Re: [PATCH v2 08/11] sched: get CPU's activity statistic

From: Peter Zijlstra
Date: Wed Jun 04 2014 - 05:23:34 EST

On Wed, Jun 04, 2014 at 09:55:42AM +0100, Morten Rasmussen wrote:
> Both running_avg and runnable_avg are affected by other tasks on the
> same cpus, but in different ways. They are equal if you only have one
> task on a cpu. If you have more, running_avg will give you the true
> requirement of the tasks until the cpu is fully utilized. At which point
> the task running_avg will drop if you add more tasks (the unweighted sum
> of task running_avgs remains constant).
> runnable_avg on the other hand, might be affected as soon as you have
> two task running on the same cpu if they are runnable at the same time.
> That isn't necessarily a bad thing for load-balancing purposes, because
> tasks that are runnable at the same time are likely to be run more
> efficiently by placing them on different cpus. You might view as at sort
> of built in concurrency factor, somewhat similar to what Yuyang is
> proposing. runnable_avg increases rapidly when the cpu is over-utilized.

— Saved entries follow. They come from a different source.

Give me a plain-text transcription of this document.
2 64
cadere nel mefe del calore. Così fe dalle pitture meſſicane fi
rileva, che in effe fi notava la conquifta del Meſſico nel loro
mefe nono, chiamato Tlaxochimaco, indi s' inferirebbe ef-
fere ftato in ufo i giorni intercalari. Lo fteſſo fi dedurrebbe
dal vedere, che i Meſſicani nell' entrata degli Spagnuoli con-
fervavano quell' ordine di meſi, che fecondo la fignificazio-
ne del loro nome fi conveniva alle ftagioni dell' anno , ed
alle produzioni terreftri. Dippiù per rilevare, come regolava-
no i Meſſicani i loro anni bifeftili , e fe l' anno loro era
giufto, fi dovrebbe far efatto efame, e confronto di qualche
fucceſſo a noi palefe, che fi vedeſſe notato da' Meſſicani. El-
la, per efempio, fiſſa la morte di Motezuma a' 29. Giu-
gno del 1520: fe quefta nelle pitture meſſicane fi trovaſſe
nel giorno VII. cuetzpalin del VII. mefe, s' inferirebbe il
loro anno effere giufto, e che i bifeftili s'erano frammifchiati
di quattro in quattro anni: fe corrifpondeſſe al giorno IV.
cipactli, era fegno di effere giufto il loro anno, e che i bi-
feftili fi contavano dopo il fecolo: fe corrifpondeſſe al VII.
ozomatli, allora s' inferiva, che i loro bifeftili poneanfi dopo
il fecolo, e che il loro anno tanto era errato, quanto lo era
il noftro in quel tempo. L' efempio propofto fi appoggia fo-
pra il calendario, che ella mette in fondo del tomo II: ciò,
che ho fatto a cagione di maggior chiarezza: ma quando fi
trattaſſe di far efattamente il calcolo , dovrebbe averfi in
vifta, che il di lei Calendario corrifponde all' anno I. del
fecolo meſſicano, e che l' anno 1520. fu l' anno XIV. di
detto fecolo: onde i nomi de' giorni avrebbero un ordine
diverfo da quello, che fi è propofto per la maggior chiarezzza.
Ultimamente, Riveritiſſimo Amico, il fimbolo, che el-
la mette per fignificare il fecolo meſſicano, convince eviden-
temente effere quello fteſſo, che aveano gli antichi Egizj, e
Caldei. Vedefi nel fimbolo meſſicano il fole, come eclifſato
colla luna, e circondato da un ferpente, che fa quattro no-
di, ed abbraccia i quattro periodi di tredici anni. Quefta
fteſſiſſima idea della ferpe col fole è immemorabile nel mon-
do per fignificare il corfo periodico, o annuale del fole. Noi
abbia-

> > I'm not sure I see how 100% is possible, but yes I agree that runnable
> > can indeed be inflated due to this queueing effect.
> You should only be able to get to 75% worst case for runnable_avg for
> that example. The total running_avg is 50% no matter if the tasks
> overlaps or not.

Yes, 75% is what I ended up with.

> f you had five tasks on one cpu that each have a 25% requirement you can
> get individual task runnable_avgs of up to 100% (cpu unweighted
> runnable_load_avg can get up 500%, I think), but the task running_avgs
> would be 20% each (total of 100%).

Yeah, more or less so indeed. I had not considered the queueing effects
on runnable_avg yesterday, so good that that got raised.

That does indeed invalidate my: runnable - running := extra cpu required
thing. It ends up being the extra cpu required for 0 latency but gobs of
idle time, which is something else entirely.